Jakarta, Gatra.com - Dekan Fakultas Hukum Universitas Udayana, Putu Gede Arya Sumertha Yasa, menyampaikan sistem proporsional terbuka dalam pemilihan calon legislatif lebih menghadirkan semangat individualis ketimbang menghadirkan iklim musyawarah dalam menghadirkan wakil-wakil rakyat yang kompeten dan mumpuni.
Menurut Putu Gede, fenomena caleg-caleg terpilih lantaran popularitas dan banyaknya uang merupakan realita yang terjadi dan tak dapat dibantah. Sehingga dalam rekrutmen caleg, kemampuan untuk memperjuangkan hak rakyat kerap tidak menjadi ukuran prioritas.
“Bayangkan saja, caleg yang memiliki kualifikasi yang mumpuni dari aspek intelektual selalu kalah dengan caleg yang mengandalkan modal besar. Bahkan ironisnya, dari pemilu ke pemilu, biaya yang dikeluarkan caleg semakin mahal," ujar Putu Gede melalui keterangan tertulis yang diterima Gatra.com, Kamis (5/1).
Bagi Putu Gede, hal ini jauh dengan semangat nilai musyawarah yang dikehendaki oleh pendiri bangsa Indonesia. “Bahkan karena sistem proporsional terbuka menghendaki persaingan sebebas-bebasnya, berdampak pada ruang-ruang perselisihan antar calon legislatif, termasuk di internal Partai semakin mengeras," ujarnya.
Lambat laun, kerapuhan partai-partai politik, menurut Putu Gede, juga dapat terjadi akibat kuatnya modal individu di tubuh partai. Pada akhirnya, kata dia, tujuan dari partai politik sebagaimana diamanatkan dalam peraturan perundang-undangan untuk turut andil dalam pembangunan Negara bisa terhambat.

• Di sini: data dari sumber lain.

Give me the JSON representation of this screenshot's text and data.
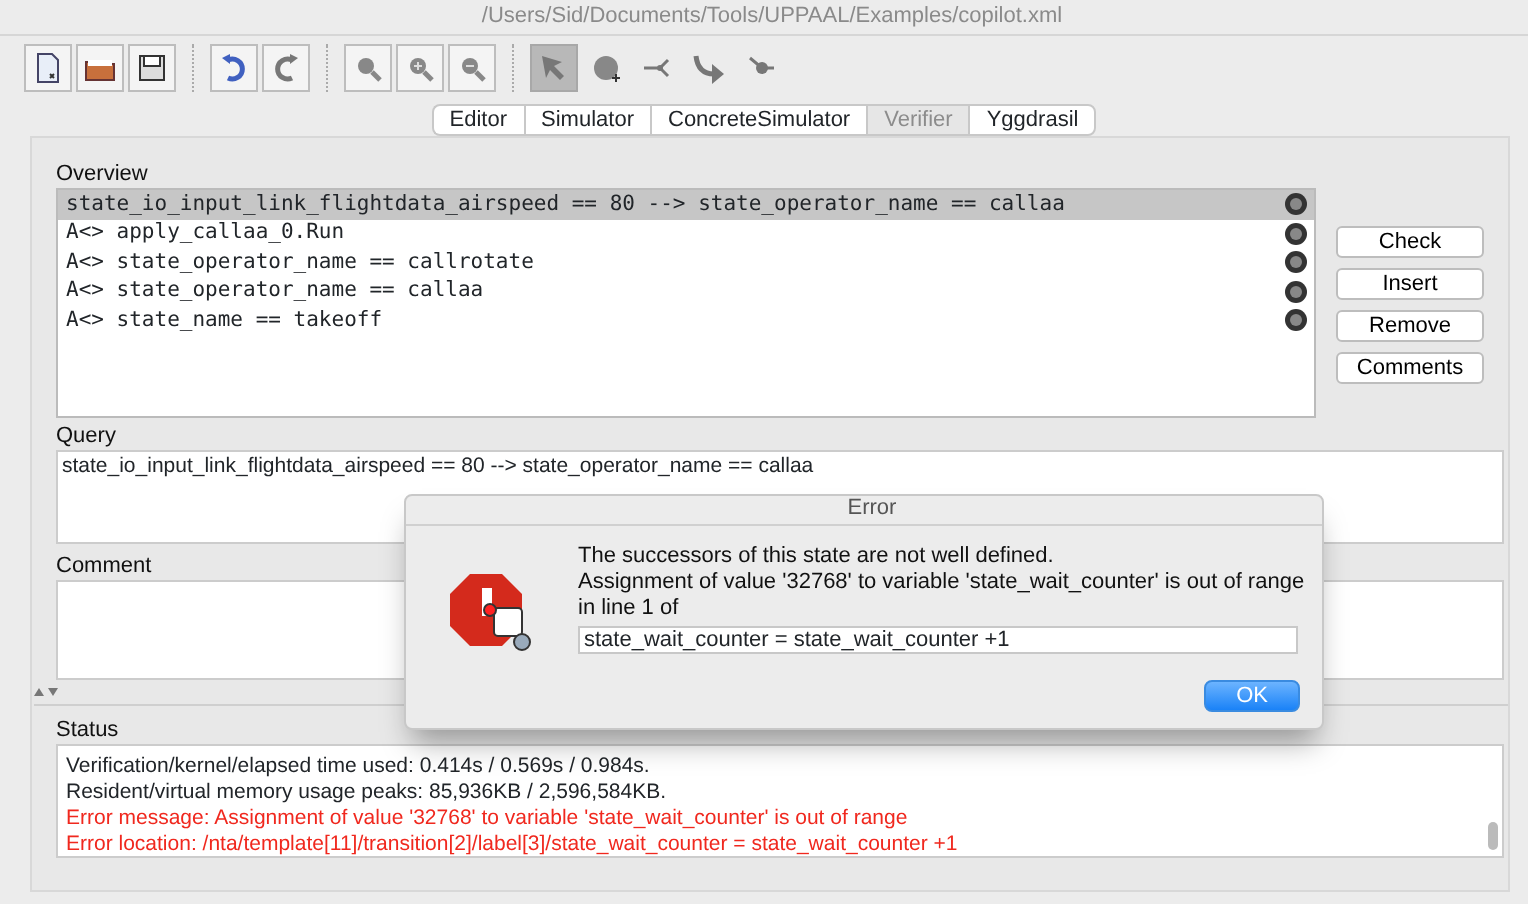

Diketahui, saat ini Mahkamah Konstitusi (MK) sedang menguji materi (judicial review) UU Nomor 7 Tahun 2017 tentang Pemilu terkait sistem proporsional terbuka. Apabila judicial review itu dikabulkan oleh MK, maka sistem pemilu pada 2024 mendatang akan berubah menjadi sistem proporsional tertutup.
Sistem proporsional tertutup memungkinkan para pemilih hanya disajikan logo partai politik (parpol) pada surat suara, bukan nama kader partai yang mengikuti pileg.
Uji materi ini diajukan oleh enam orang, yakni Demas Brian Wicaksono (pemohon I), Yuwono Pintadi (pemohon II), Fahrurrozi (pemohon III), Ibnu Rachman Jaya (pemohon IV), Riyanto (pemohon V), dan Nono Marijono (pemohon VI).
Di sisi lain, mayoritas fraksi di DPR justru menyatakan keberatan bila sistem proporsional tertutup diberlakukan. Mereka menginginkan sistem proporsional terbuka untuk terus dipertahankan.